Eliminar por completo los contaminantes del proceso es prácticamente inviable, pero sí es posible reducirlos. La clave está en comprender los métodos de cocción que más los generan, elegir insumos menos procesados, emplear tecnologías más limpias y aplicar mejores prácticas de higiene.
También se requiere una regulación más estricta por parte de las autoridades sanitarias y un monitoreo constante. Aún hay importantes vacíos de conocimiento en cuanto a la formación, exposición y toxicidad de muchos de estos compuestos, lo que dificulta establecer límites seguros y guías claras para su mitigación.
La mejor hora para cocinar y otras buenas prácticas
Aunque parezca que cocinar es simplemente cuestión de seguir una receta, hay múltiples decisiones cotidianas que pueden hacer una gran diferencia para reducir la exposición a contaminantes. Un primer aspecto a considerar es el horario en que se cocina. Si bien no hay una hora universalmente “segura”, se recomienda evitar los momentos de alta contaminación ambiental, como el inicio de la mañana o el anochecer en zonas urbanas.
Cocinar al mediodía o por la mañana temprano, con buena ventilación natural, puede reducir la exposición a partículas suspendidas que se filtran desde el exterior. En interiores, es fundamental mantener la cocina bien ventilada, ya sea con ventanas abiertas o con campanas extractoras funcionales, idealmente equipadas con filtros de carbón activado.


El tipo de estufa también influye en la cantidad de contaminantes que se generan en el ambiente. Las estufas de inducción, aunque más costosas, no emiten gases ni partículas peligrosas, mientras que las eléctricas, aunque más lentas, también representan una alternativa limpia. Las estufas de gas, ampliamente utilizadas por su practicidad, pueden liberar monóxido de carbono y dióxido de nitrógeno, especialmente en espacios mal ventilados. En esos casos, cocinar con la campana encendida o con corriente de aire cruzada ayuda a dispersar los gases tóxicos.

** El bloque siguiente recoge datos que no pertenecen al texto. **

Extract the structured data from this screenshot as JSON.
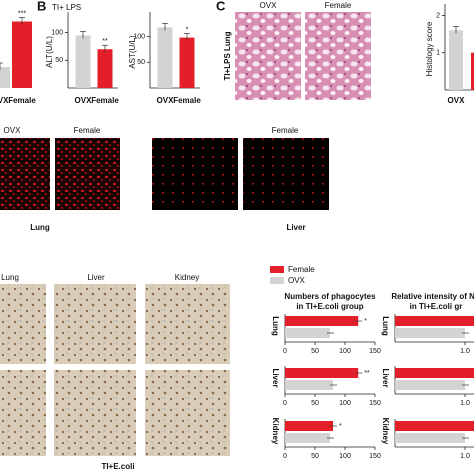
{
  "figure": {
    "panel_labels": [
      "B",
      "C"
    ],
    "b_condition": "TI+ LPS",
    "c_columns": [
      "OVX",
      "Female"
    ],
    "c_row": "TI+LPS Lung",
    "if_columns": [
      "OVX",
      "Female",
      "Female"
    ],
    "if_tissues": [
      "Lung",
      "Liver"
    ],
    "ihc_columns": [
      "Lung",
      "Liver",
      "Kidney"
    ],
    "ihc_condition": "TI+E.coli"
  },
  "chart_data": [
    {
      "type": "bar",
      "categories": [
        "OVX",
        "Female"
      ],
      "values": [
        30,
        95
      ],
      "colors": [
        "#d3d3d3",
        "#e3202a"
      ],
      "ylim": [
        0,
        100
      ],
      "significance": [
        null,
        "***"
      ]
    },
    {
      "type": "bar",
      "y_label": "ALT(U/L)",
      "categories": [
        "OVX",
        "Female"
      ],
      "values": [
        95,
        70
      ],
      "colors": [
        "#d3d3d3",
        "#e3202a"
      ],
      "ylim": [
        0,
        130
      ],
      "yticks": [
        50,
        100
      ],
      "significance": [
        null,
        "**"
      ]
    },
    {
      "type": "bar",
      "y_label": "AST(U/L)",
      "categories": [
        "OVX",
        "Female"
      ],
      "values": [
        118,
        98
      ],
      "colors": [
        "#d3d3d3",
        "#e3202a"
      ],
      "ylim": [
        0,
        140
      ],
      "yticks": [
        50,
        100
      ],
      "significance": [
        null,
        "*"
      ]
    },
    {
      "type": "bar",
      "y_label": "Histology score",
      "categories": [
        "OVX",
        null
      ],
      "values": [
        1.6,
        1.0
      ],
      "colors": [
        "#d3d3d3",
        "#e3202a"
      ],
      "ylim": [
        0,
        2.2
      ],
      "yticks": [
        1,
        2
      ]
    },
    {
      "type": "bar",
      "orientation": "horizontal",
      "title": [
        "Numbers of phagocytes",
        "in TI+E.coli group"
      ],
      "categories": [
        "Lung",
        "Liver",
        "Kidney"
      ],
      "series": [
        {
          "name": "Female",
          "color": "#e3202a",
          "values": [
            122,
            122,
            80
          ],
          "significance": [
            "*",
            "**",
            "*"
          ]
        },
        {
          "name": "OVX",
          "color": "#d3d3d3",
          "values": [
            75,
            80,
            75
          ]
        }
      ],
      "xlim": [
        0,
        150
      ],
      "xticks": [
        0,
        50,
        100,
        150
      ],
      "legend": "top-left"
    },
    {
      "type": "bar",
      "orientation": "horizontal",
      "title": [
        "Relative intensity of NC",
        "in TI+E.coli gr"
      ],
      "categories": [
        "Lung",
        "Liver",
        "Kidney"
      ],
      "series": [
        {
          "name": "Female",
          "color": "#e3202a",
          "values": [
            1.3,
            1.3,
            1.3
          ]
        },
        {
          "name": "OVX",
          "color": "#d3d3d3",
          "values": [
            1.0,
            1.0,
            1.0
          ]
        }
      ],
      "xlim": [
        0,
        1.2
      ],
      "xticks": [
        {
          "value": 1,
          "label": "1.0"
        }
      ]
    }
  ]
}
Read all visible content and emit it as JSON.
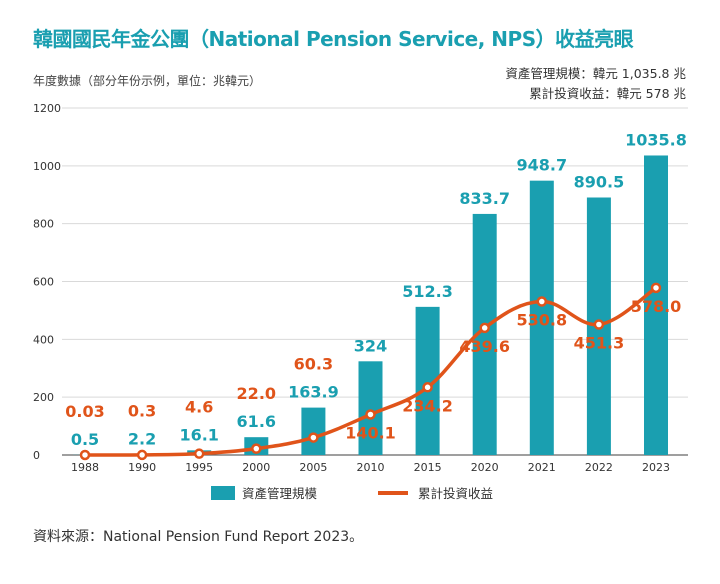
{
  "header": {
    "title": "韓國國民年金公團（National Pension Service, NPS）收益亮眼",
    "subtitle": "年度數據（部分年份示例，單位：兆韓元）"
  },
  "summary": {
    "assets": "資產管理規模：韓元 1,035.8 兆",
    "returns": "累計投資收益：韓元 578 兆"
  },
  "chart_data": {
    "type": "bar",
    "categories": [
      "1988",
      "1990",
      "1995",
      "2000",
      "2005",
      "2010",
      "2015",
      "2020",
      "2021",
      "2022",
      "2023"
    ],
    "ylim": [
      0,
      1200
    ],
    "yticks": [
      0,
      200,
      400,
      600,
      800,
      1000,
      1200
    ],
    "grid": true,
    "series": [
      {
        "name": "資產管理規模",
        "type": "bar",
        "color": "#1a9fb0",
        "values": [
          0.5,
          2.2,
          16.1,
          61.6,
          163.9,
          324,
          512.3,
          833.7,
          948.7,
          890.5,
          1035.8
        ],
        "labels": [
          "0.5",
          "2.2",
          "16.1",
          "61.6",
          "163.9",
          "324",
          "512.3",
          "833.7",
          "948.7",
          "890.5",
          "1035.8"
        ]
      },
      {
        "name": "累計投資收益",
        "type": "line",
        "color": "#e0541a",
        "values": [
          0.03,
          0.3,
          4.6,
          22.0,
          60.3,
          140.1,
          234.2,
          439.6,
          530.8,
          451.3,
          578.0
        ],
        "labels": [
          "0.03",
          "0.3",
          "4.6",
          "22.0",
          "60.3",
          "140.1",
          "234.2",
          "439.6",
          "530.8",
          "451.3",
          "578.0"
        ]
      }
    ],
    "legend_position": "bottom"
  },
  "footer": {
    "source": "資料來源：National Pension Fund Report 2023。"
  }
}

En cuanto a los utensilios de cocina, es recomendable optar por materiales más seguros como acero inoxidable de buena calidad, hierro fundido curado o cerámica sin plomo. Por el contrario, los sartenes con recubrimientos antiadherentes deteriorados pueden liberar compuestos tóxicos como el 4-MEI, mientras que el aluminio sin protección puede migrar hacia los alimentos. A altas temperaturas, estos materiales pueden reaccionar con los ingredientes, especialmente en procesos como fritura profunda o dorado excesivo.
El modo de cocción también es clave. Las técnicas que involucran temperaturas muy altas, como freír o asar hasta quemar, favorecen la formación de acrilamida, HAAs o PAHs. En cambio, hervir, cocer al vapor, estofar o saltear a temperatura moderada permite una cocción más controlada, reduciendo la generación de estos compuestos nocivos. En todos los casos, es importante evitar reutilizar aceites quemados, ya que esto potencia la concentración de contaminantes. Para asegurar una cocción segura sin recurrir a temperaturas extremas, se recomienda el uso de termómetros de cocina.